A recession is typically the result of a supply or demand shock (such as a huge surge in oil prices), a drop in confidence that produces a big drop in demand, or overproduction at the peak of the business cycle that produces a temporary excess of supply. And the fixes for the run-of-the-mill recession are, according to the consensus among economists, some combination of fiscal and monetary actions to revive demand and restore confidence. Those actions can include tax breaks, government spending and interest-rate cuts.

Those are exactly what the United States has tried in the aftermath of the global financial crisis (which isn't to say that what we've tried was well-designed or executed).

But, as Rogoff and Reinhart argue, recessions that are the result of financial crises are significantly different from run-of-the-mill business-cycle recessions.
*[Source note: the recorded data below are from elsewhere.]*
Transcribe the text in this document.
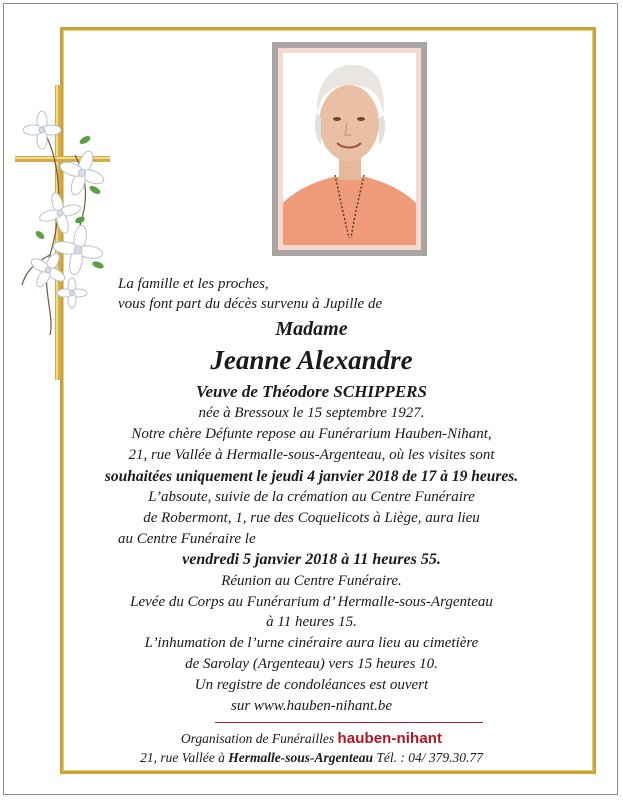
La famille et les proches,
vous font part du décès survenu à Jupille de
Madame
Jeanne Alexandre
Veuve de Théodore SCHIPPERS
née à Bressoux le 15 septembre 1927.
Notre chère Défunte repose au Funérarium Hauben-Nihant,
21, rue Vallée à Hermalle-sous-Argenteau, où les visites sont
souhaitées uniquement le jeudi 4 janvier 2018 de 17 à 19 heures.
L’absoute, suivie de la crémation au Centre Funéraire
de Robermont, 1, rue des Coquelicots à Liège, aura lieu
au Centre Funéraire le
vendredi 5 janvier 2018 à 11 heures 55.
Réunion au Centre Funéraire.
Levée du Corps au Funérarium d’ Hermalle-sous-Argenteau
à 11 heures 15.
L’inhumation de l’urne cinéraire aura lieu au cimetière
de Sarolay (Argenteau) vers 15 heures 10.
Un registre de condoléances est ouvert
sur www.hauben-nihant.be
Organisation de Funérailles hauben-nihant
21, rue Vallée à Hermalle-sous-Argenteau Tél. : 04/ 379.30.77
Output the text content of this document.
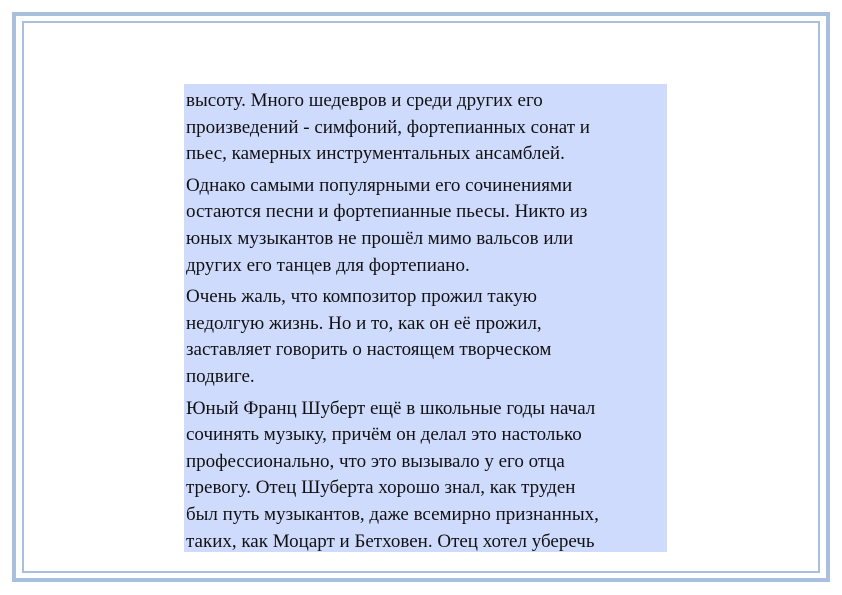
высоту. Много шедевров и среди других его
произведений - симфоний, фортепианных сонат и
пьес, камерных инструментальных ансамблей.

Однако самыми популярными его сочинениями
остаются песни и фортепианные пьесы. Никто из
юных музыкантов не прошёл мимо вальсов или
других его танцев для фортепиано.

Очень жаль, что композитор прожил такую
недолгую жизнь. Но и то, как он её прожил,
заставляет говорить о настоящем творческом
подвиге.

Юный Франц Шуберт ещё в школьные годы начал
сочинять музыку, причём он делал это настолько
профессионально, что это вызывало у его отца
тревогу. Отец Шуберта хорошо знал, как труден
был путь музыкантов, даже всемирно признанных,
таких, как Моцарт и Бетховен. Отец хотел уберечь
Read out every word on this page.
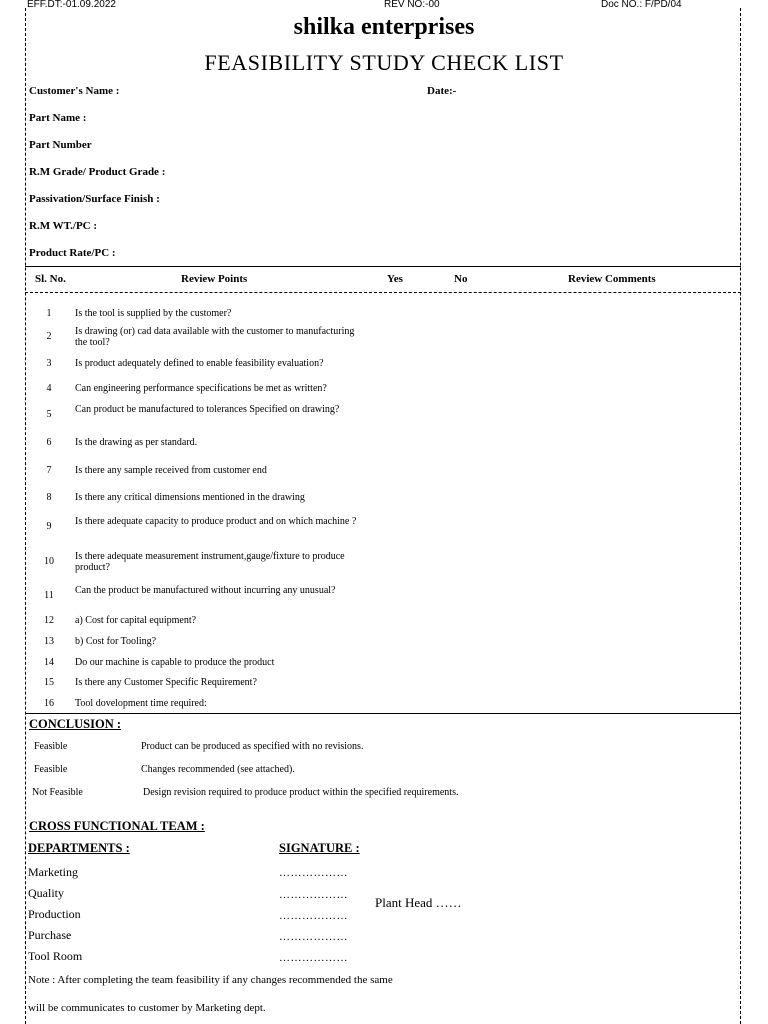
EFF.DT:-01.09.2022	REV NO:-00	Doc NO.: F/PD/04
shilka enterprises
FEASIBILITY STUDY CHECK LIST
Customer's Name :	Date:-
Part Name :
Part Number
R.M Grade/ Product Grade :
Passivation/Surface Finish :
R.M WT./PC :
Product Rate/PC :
Sl. No.	Review Points	Yes	No	Review Comments
1	Is the tool is supplied by the customer?
2	Is drawing (or) cad data available with the customer to manufacturing the tool?
3	Is product adequately defined to enable feasibility evaluation?
4	Can engineering performance specifications be met as written?
5	Can product be manufactured to tolerances Specified on drawing?
6	Is the drawing as per standard.
7	Is there any sample received from customer end
8	Is there any critical dimensions mentioned in the drawing
9	Is there adequate capacity to produce product and on which machine ?
10	Is there adequate measurement instrument,gauge/fixture to produce product?
11	Can the product be manufactured without incurring any unusual?
12	a) Cost for capital equipment?
13	b) Cost for Tooling?
14	Do our machine is capable to produce the product
15	Is there any Customer Specific Requirement?
16	Tool dovelopment time required:
CONCLUSION :
Feasible	Product can be produced as specified with no revisions.
Feasible	Changes recommended (see attached).
Not Feasible	Design revision required to produce product within the specified requirements.
CROSS FUNCTIONAL TEAM :
DEPARTMENTS :	SIGNATURE :
Marketing	………………
Quality	………………
Production	………………
Purchase	………………
Tool Room	………………
Plant Head ……
Note : After completing the team feasibility if any changes recommended the same
will be communicates to customer by Marketing dept.
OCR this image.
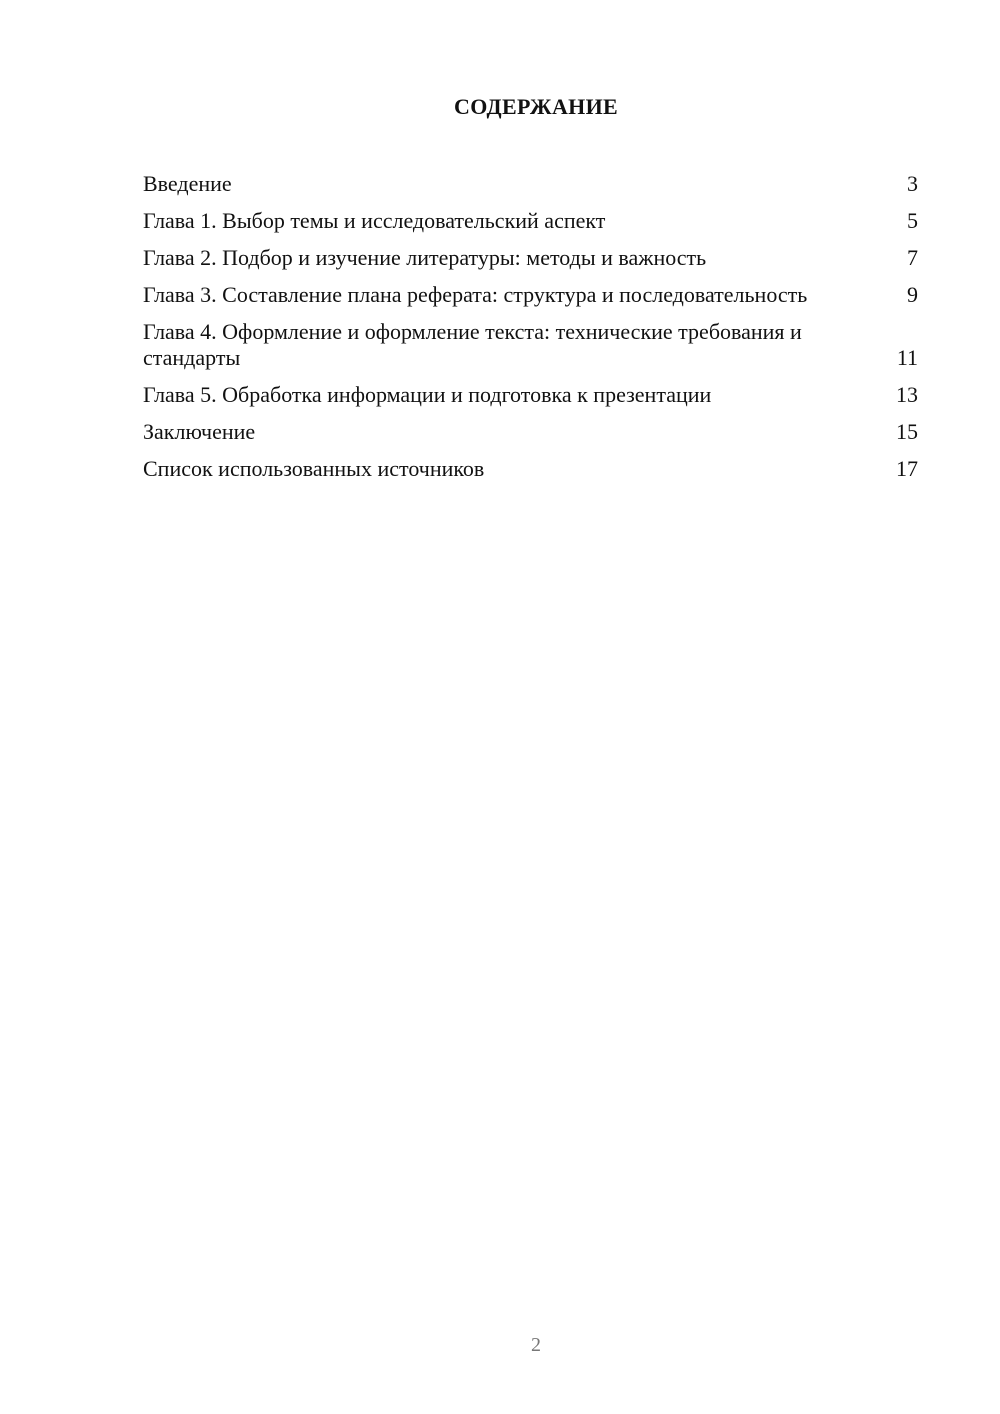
СОДЕРЖАНИЕ
Введение	3
Глава 1. Выбор темы и исследовательский аспект	5
Глава 2. Подбор и изучение литературы: методы и важность	7
Глава 3. Составление плана реферата: структура и последовательность	9
Глава 4. Оформление и оформление текста: технические требования и стандарты	11
Глава 5. Обработка информации и подготовка к презентации	13
Заключение	15
Список использованных источников	17
2
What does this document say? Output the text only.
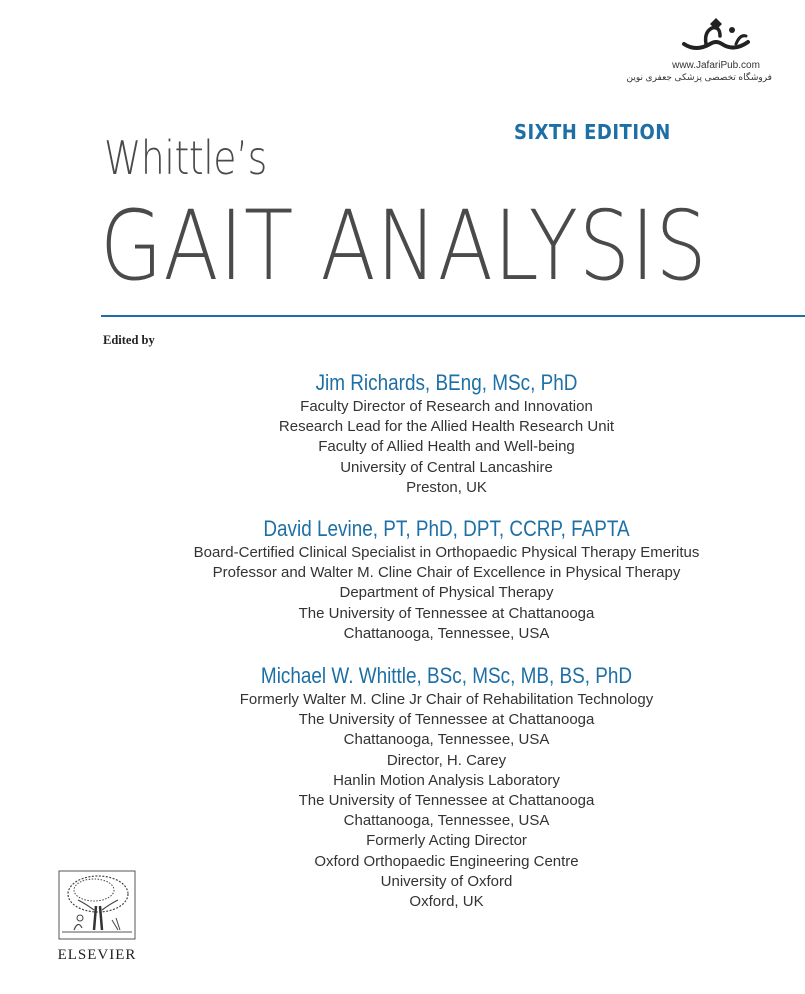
www.JafariPub.com
فروشگاه تخصصی پزشکی جعفری نوین
SIXTH EDITION
Whittle’s
GAIT ANALYSIS
Edited by
Jim Richards, BEng, MSc, PhD
Faculty Director of Research and Innovation
Research Lead for the Allied Health Research Unit
Faculty of Allied Health and Well-being
University of Central Lancashire
Preston, UK
David Levine, PT, PhD, DPT, CCRP, FAPTA
Board-Certified Clinical Specialist in Orthopaedic Physical Therapy Emeritus
Professor and Walter M. Cline Chair of Excellence in Physical Therapy
Department of Physical Therapy
The University of Tennessee at Chattanooga
Chattanooga, Tennessee, USA
Michael W. Whittle, BSc, MSc, MB, BS, PhD
Formerly Walter M. Cline Jr Chair of Rehabilitation Technology
The University of Tennessee at Chattanooga
Chattanooga, Tennessee, USA
Director, H. Carey
Hanlin Motion Analysis Laboratory
The University of Tennessee at Chattanooga
Chattanooga, Tennessee, USA
Formerly Acting Director
Oxford Orthopaedic Engineering Centre
University of Oxford
Oxford, UK
ELSEVIER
For one thing, they last longer. In a typical recession, it takes about a year for the economy to make up lost ground and to return to its long-term growth trend. In a financial-crisis recession, Rogoff and Reinhart's data show, it typically takes more than four years for an economy to regain its pre-crisis per capita income level. And it takes even longer for an economy to resume its long-term pre-crisis growth trend.

Our lagging recovery

Where is the U.S. economy on that timeline? The U.S. gross domestic product peaked at $14.42 trillion in nominal dollars in the second quarter of 2008 and in inflation-adjusted dollars (constant 2005 dollars) at $13.33 trillion in the fourth quarter of 2007. In nominal dollars, which don't correct for inflation, the U.S. economy had regained its second-quarter 2008 peak as of the second quarter of 2010. In inflation-adjusted dollars the economy had recovered the ground lost to the crisis and recession as of the third quarter of 2011.

But because the U.S. population grew during that period, the per capita figures aren't as good. At the end of 2007, constant-dollar per capita GDP stood at $44,125. At the end of the third quarter of 2011, it was only $42,731. Adjusting for inflation and for population growth, the United States hadn't recovered the ground it had lost since the end of 2007.

And with the economy growing at an annual rate of just 1.9% in the first quarter of 2012 and projected to slow from that rate in the second quarter -- results aren't in yet -- the U.S. economy still hasn't rebounded to its pre-crisis rate of growth, either.

As discouraging as those numbers are, the U.S. economy has still managed to rebound more quickly than many other economies in the developed world. The United Kingdom, for example, is officially back in recession, with GDP contracting by 0.4% in the fourth quarter of 2011 and 0.3% in the first quarter of 2012. The optimists among economists are projecting growth for all of 2012 of just 0.4%. The Organisation for Economic Co-operation and Development, on the other hand, expects the economy in the United Kingdom to shrink by 0.1% for all of 2012.